Chroniqué par Nicolas Gilles
Pour moi qui n'aime pas Pikmin, Tinykin a été une révélation !Tinykin : Pikmin mais en mieux
J'entendais beaucoup de bien de Tinykin, mais ce côté Pikmin avait tendance à me rebuter. Car Pikmin fait partie de ces jeux que tout le monde adore, mais auxquels je n'accroche pas : c'est lent, c'est chiant, bref, je m'emmerde comme un rat mort quand j'y joue.
Et je dois reconnaître que son statut de "Pikmin en mieux" colle parfaitement bien à Tinykin, j'ai adoré. Le jeu lisse tout ce qui m'ennuie dans Pikmin et ajouter également pas mal d'autres ingrédients qui en font un jeu à part entière, et pas juste un plagiat.

En fait, il m'a donné envie de me remettre à Pikmin, alors que chaque épisode m'était tombé des mains.
Après Splasher, Tinykin est le deuxième jeu développé par Splashteam, un studio français basé à Montpellier. Il est disponible sur PC, XBox, PS4, PS5 et Switch. Partout quoi.
Plongé dans les années 90
Vous incarnez Milodane, un scientifique de la planète Aegis, c'est-à-dire là où l'humanité a migré après avoir foutu en l'air la Terre. En cherchant une nouvelle galaxie, il se fait téléporter et miniaturiser pour finalement atterrir dans une maison des années 90.

Pour sortir de là, vous allez devoir construire un appareil pour retourner dans votre dimension. Pour ce faire, il vous faudra mettre la main sur six pièces, qui correspondent à autant de niveaux à traverser.
Le scénario de Tinykin n'est peut-être qu'un prétexte, mais il est à l'image de l'ensemble du titre : sympathique au possible, et surtout parfaitement bien pensé, si bien que l'on prend plaisir à suivre les dialogues très bien écrits.
Immédiatement, on tombe sous le charme de cette direction artistique qui rappelle Micro-Machines et nous fait découvrir différentes pièces de la maison qui correspondent à autant d'univers.

La maniabilité est particulièrement excellente : Milodane répond parfaitement bien. Il peut sauter, et surtout voler quelques instants à l'aide d'une bulle de savon. Au gré de votre progression, vous pourrez acquérir d'autres bulles de savon qui vous permettront de planer plus loin.
Tout le sel de Tinykin, ce sont les bidules qui vous viennent en aide, les fameux tinykins.
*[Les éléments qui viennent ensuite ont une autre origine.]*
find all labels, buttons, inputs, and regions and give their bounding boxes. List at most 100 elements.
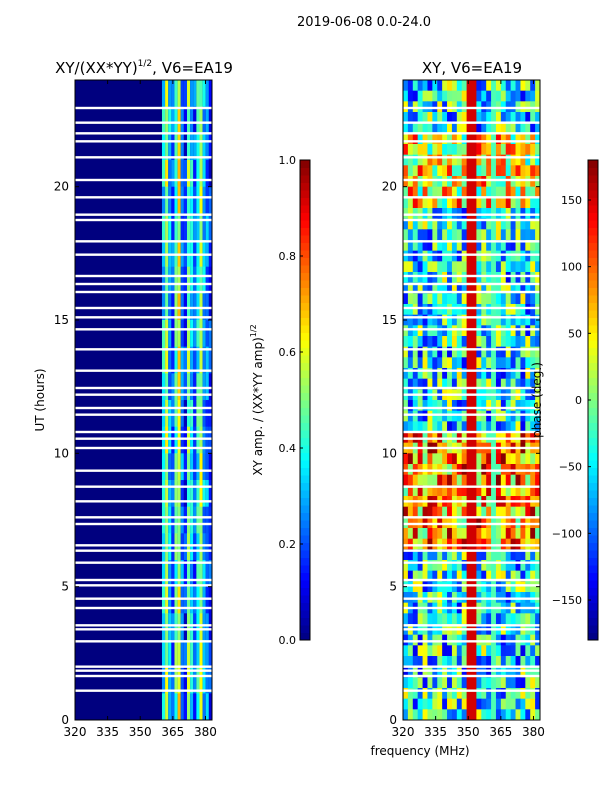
heatmap-cell	[183, 586, 187, 614]
heatmap-cell	[199, 506, 203, 534]
heatmap-cell	[500, 122, 507, 134]
heatmap-cell	[403, 549, 409, 561]
heatmap-cell	[183, 160, 187, 188]
heatmap-cell	[461, 410, 467, 422]
heatmap-cell	[180, 666, 184, 694]
data-gap	[403, 689, 540, 692]
colorbar-step	[588, 467, 598, 476]
heatmap-cell	[161, 640, 166, 668]
heatmap-cell	[515, 325, 521, 337]
heatmap-cell	[530, 560, 536, 572]
heatmap-cell	[500, 186, 507, 198]
heatmap-cell	[193, 506, 197, 534]
heatmap-cell	[171, 213, 175, 241]
heatmap-cell	[190, 266, 194, 294]
colorbar-tick-label: 0.4	[279, 442, 297, 455]
heatmap-cell	[403, 293, 409, 305]
heatmap-cell	[205, 693, 209, 721]
heatmap-cell	[456, 677, 463, 689]
heatmap-cell	[481, 709, 487, 721]
heatmap-cell	[403, 176, 409, 188]
heatmap-cell	[432, 282, 438, 294]
heatmap-cell	[466, 197, 472, 209]
heatmap-cell	[180, 613, 184, 641]
heatmap-cell	[165, 133, 169, 161]
colorbar-step	[300, 580, 310, 588]
heatmap-cell	[417, 154, 423, 166]
heatmap-cell	[481, 485, 487, 497]
heatmap-cell	[168, 426, 172, 454]
heatmap-cell	[183, 426, 187, 454]
heatmap-cell	[486, 90, 492, 102]
data-gap	[75, 578, 212, 582]
heatmap-cell	[510, 154, 516, 166]
heatmap-cell	[500, 453, 507, 465]
heatmap-cell	[403, 229, 409, 241]
heatmap-cell	[447, 304, 453, 316]
heatmap-cell	[505, 293, 512, 305]
heatmap-cell	[427, 186, 433, 198]
heatmap-cell	[161, 560, 166, 588]
heatmap-cell	[505, 528, 512, 540]
heatmap-cell	[403, 688, 409, 700]
heatmap-cell	[447, 186, 453, 198]
heatmap-cell	[486, 368, 492, 380]
x-tick-label: 320	[64, 725, 87, 739]
data-gap	[75, 674, 212, 678]
heatmap-cell	[491, 261, 497, 273]
heatmap-cell	[476, 325, 482, 337]
heatmap-cell	[186, 213, 191, 241]
heatmap-cell	[500, 346, 507, 358]
heatmap-cell	[451, 549, 458, 561]
heatmap-cell	[461, 112, 467, 124]
heatmap-cell	[447, 698, 453, 710]
heatmap-cell	[174, 426, 178, 454]
heatmap-cell	[451, 378, 458, 390]
amplitude-x-ticks: 320 335 350 365 380	[64, 80, 217, 739]
heatmap-cell	[193, 106, 197, 134]
heatmap-cell	[461, 474, 467, 486]
heatmap-cell	[177, 80, 181, 108]
heatmap-cell	[466, 186, 472, 198]
heatmap-cell	[515, 122, 521, 134]
y-tick-label: 10	[382, 446, 397, 460]
heatmap-cell	[437, 528, 443, 540]
heatmap-cell	[432, 165, 438, 177]
heatmap-cell	[208, 346, 212, 374]
colorbar-step	[300, 250, 310, 258]
heatmap-cell	[174, 266, 178, 294]
colorbar-step	[588, 520, 598, 528]
heatmap-cell	[432, 474, 438, 486]
heatmap-cell	[525, 421, 531, 433]
heatmap-cell	[466, 304, 472, 316]
heatmap-cell	[403, 485, 409, 497]
heatmap-cell	[500, 336, 507, 348]
heatmap-cell	[442, 112, 448, 124]
heatmap-cell	[432, 709, 438, 721]
heatmap-cell	[515, 400, 521, 412]
heatmap-cell	[525, 485, 531, 497]
heatmap-cell	[205, 533, 209, 561]
heatmap-cell	[447, 165, 453, 177]
heatmap-cell	[177, 506, 181, 534]
heatmap-cell	[183, 80, 187, 108]
heatmap-cell	[422, 133, 428, 145]
heatmap-cell	[205, 80, 209, 108]
heatmap-cell	[171, 533, 175, 561]
heatmap-cell	[412, 186, 419, 198]
heatmap-cell	[186, 560, 191, 588]
y-tick-label: 5	[389, 580, 397, 594]
heatmap-cell	[505, 474, 512, 486]
heatmap-cell	[407, 688, 414, 700]
heatmap-cell	[456, 282, 463, 294]
heatmap-cell	[461, 325, 467, 337]
colorbar-step	[588, 370, 598, 378]
heatmap-cell	[412, 613, 419, 625]
data-gap	[75, 274, 212, 278]
heatmap-cell	[193, 426, 197, 454]
heatmap-cell	[461, 165, 467, 177]
heatmap-cell	[407, 368, 414, 380]
heatmap-cell	[208, 506, 212, 534]
heatmap-cell	[530, 474, 536, 486]
heatmap-cell	[486, 357, 492, 369]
Ils sont de différentes couleurs, correspondant à leurs aptitudes : porter des trucs, en exploser d'autres, vous construire une échelle, etc.
Leur utilisation est totalement intuitive et on n'est jamais perdu, malgré les niveaux assez grands.

Le royaume de l'exploration
Le but est donc simple : trouver les œufs de tinykins pour les faire exploser et faire en sorte qu'ils vous suivent. Récupérer de l'or - ou plutôt de la matière première pour faire un nectar qui vous permettra de créer de nouvelles bulles de savon.
Comme dans Pikmin, vous devez utiliser les tinys pour progresser. Ici, le concept a été très simplifié, ce qui permet de profiter de l'essence même du concept sans se prendre la tête. Le résultat est fun, et évite les temps morts et la lenteur de l'original de Nintendo.
Tinkykin est totalement addictif : moi qui aime l'exploration, j'ai été servi. On prend un plaisir énorme à explorer méthodiquement chaque centimètre de chaque pièce.

À cela s'ajoutent tout plein de références très variées et assez fines pour nous tirer un joli sourire.
Au final, j'ai passé entre sept et huit heures afin d'en voir le bout. Et j'aurais bien aimé un ou deux niveaux en plus tant j'ai adoré.
Tinykin sur Steam Deck
Le jeu est mentionné comme compatible, et c'est vraiment le cas. Avec les réglages à fond, le jeu reste toujours totalement fluide, tant au niveau de l'excellente profondeur de vue que pour le nombre parfois énorme de personnages affichés à l'écran.